Broadcasting legend Sir David Attenborough – who last autumn returned to narrate the award-winning Planet Earth II – is placed second on the list, followed by Fleabag star Phoebe Waller-Bridge in third.
The Radio Times TV 100 recognises television talent who have had an exceptional 12 months, exciting the industry and viewers alike. A longlist of names was compiled with the help of a panel of more than 25 influential TV professionals which included channel controllers, commissioners, production executives, writers and producers – from Doctor Who's Steven Moffat to actor Lenny Henry.

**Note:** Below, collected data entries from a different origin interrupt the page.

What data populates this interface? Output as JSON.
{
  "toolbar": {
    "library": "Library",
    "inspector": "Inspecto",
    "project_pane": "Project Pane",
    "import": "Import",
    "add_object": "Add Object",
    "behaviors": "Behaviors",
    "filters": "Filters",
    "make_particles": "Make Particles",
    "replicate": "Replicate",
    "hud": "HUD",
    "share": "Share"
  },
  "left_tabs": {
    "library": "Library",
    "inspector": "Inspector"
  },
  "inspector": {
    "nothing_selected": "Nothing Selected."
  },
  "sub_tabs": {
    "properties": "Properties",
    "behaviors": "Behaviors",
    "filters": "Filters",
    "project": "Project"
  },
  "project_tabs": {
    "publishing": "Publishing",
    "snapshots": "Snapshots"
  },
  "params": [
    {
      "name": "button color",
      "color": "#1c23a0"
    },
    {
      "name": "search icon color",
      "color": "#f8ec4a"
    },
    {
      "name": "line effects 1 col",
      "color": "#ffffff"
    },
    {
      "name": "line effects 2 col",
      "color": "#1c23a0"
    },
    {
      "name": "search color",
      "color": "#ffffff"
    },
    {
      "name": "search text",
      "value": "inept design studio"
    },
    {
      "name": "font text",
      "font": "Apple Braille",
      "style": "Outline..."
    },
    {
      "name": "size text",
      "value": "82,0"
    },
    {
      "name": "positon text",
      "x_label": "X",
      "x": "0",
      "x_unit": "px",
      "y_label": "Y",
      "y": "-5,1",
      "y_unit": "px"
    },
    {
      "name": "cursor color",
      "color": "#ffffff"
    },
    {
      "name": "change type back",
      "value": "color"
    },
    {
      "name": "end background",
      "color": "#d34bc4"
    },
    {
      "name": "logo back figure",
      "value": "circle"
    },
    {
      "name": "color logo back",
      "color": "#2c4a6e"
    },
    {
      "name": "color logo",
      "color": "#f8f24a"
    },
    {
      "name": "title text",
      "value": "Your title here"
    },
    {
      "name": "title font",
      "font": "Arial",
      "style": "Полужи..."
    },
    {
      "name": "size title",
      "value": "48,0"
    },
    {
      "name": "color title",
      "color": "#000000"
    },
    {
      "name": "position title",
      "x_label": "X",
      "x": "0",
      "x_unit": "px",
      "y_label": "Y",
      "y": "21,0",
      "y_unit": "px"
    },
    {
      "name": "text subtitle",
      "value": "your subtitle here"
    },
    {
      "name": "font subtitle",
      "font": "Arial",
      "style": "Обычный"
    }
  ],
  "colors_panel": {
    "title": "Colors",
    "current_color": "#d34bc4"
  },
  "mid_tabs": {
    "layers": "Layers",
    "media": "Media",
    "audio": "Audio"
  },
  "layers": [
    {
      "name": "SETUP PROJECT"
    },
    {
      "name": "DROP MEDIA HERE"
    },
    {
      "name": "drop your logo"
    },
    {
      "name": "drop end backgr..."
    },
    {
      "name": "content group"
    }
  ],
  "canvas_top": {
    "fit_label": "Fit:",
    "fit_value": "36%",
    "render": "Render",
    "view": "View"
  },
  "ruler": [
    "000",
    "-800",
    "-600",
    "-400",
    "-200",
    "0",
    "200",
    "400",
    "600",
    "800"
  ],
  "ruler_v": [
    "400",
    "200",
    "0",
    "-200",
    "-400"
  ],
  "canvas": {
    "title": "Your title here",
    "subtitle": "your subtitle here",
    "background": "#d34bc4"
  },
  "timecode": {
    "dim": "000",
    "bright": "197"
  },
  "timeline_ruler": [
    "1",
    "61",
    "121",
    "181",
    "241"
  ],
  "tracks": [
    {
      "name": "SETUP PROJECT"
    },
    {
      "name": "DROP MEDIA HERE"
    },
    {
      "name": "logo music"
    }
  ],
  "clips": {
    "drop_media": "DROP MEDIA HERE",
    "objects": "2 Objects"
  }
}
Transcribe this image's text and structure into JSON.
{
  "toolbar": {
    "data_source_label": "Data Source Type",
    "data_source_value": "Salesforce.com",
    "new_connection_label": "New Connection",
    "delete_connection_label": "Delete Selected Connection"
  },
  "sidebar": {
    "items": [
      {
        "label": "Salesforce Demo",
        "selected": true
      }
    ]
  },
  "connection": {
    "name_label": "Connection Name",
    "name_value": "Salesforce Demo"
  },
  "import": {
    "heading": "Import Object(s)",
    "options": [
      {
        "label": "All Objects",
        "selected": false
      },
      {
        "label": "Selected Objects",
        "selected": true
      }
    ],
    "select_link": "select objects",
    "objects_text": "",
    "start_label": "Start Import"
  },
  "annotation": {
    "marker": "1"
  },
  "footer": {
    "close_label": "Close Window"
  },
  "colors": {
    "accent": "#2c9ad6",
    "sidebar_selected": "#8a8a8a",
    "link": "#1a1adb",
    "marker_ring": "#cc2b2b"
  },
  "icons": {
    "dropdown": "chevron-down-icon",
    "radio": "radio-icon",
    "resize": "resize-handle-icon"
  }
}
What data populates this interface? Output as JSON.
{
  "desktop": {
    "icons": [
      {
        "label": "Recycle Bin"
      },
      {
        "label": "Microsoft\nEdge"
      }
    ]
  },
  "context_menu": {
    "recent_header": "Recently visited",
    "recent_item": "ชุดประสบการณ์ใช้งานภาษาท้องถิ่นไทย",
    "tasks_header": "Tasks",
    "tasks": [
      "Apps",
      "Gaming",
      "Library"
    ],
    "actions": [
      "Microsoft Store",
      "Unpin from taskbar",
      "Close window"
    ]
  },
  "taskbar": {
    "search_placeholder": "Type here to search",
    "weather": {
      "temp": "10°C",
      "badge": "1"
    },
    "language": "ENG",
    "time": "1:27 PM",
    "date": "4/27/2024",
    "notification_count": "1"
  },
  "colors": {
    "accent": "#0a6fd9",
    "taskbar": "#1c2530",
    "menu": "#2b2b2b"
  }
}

A panel of Radio Times editors – including TV editor Alison Graham – then ranked the final 100, with the top 20 published in this week's edition of Radio Times magazine.
The upper end of the list is dominated by women, with Line of Duty and Westworld star Thandie Newton placing 4th, followed by Claire Foy (in 5th), Sharon Horgan (7th), Laura Kuenssberg (9th) and Pearl Mackie (10th). Peter Kay (6th) and Adam Hills complete the Top 10.
“The Radio Times TV 100 celebrates television talent who have had an outstanding past year, so it is perhaps no surprise to see our top 10 dominated by women," said Tim Glanfield, editor of RadioTimes.com. "It’s been a 12 months in which the first female Doctor was announced, some of the most talked about shows were created by incredible comedy writers and performers Phoebe Waller-Bridge and Sharon Horgan, our nation’s longest serving monarch was immortalised on screen around the globe by Claire Foy and some of the most significant political events of a generation reported and analysed by Laura Kuenssberg on BBC News.”
Other notable additions include Heidi Thomas – the highest placed behind-the-scenes talent – who is 16th on the list, and former Shadow Chancellor Ed Balls (18th) whose memorable Strictly Come Dancing stint peaked with a performance to Psy's Gangnam Style.
Noel Fielding's efforts on the revamped Great British Bake Off are rewarded with a 19th place finish with Princes William and Harry completing the Top 20 in recognition of their contributions to a number of documentaries to mark the 20th anniversary of their mother, Princess Diana's, death.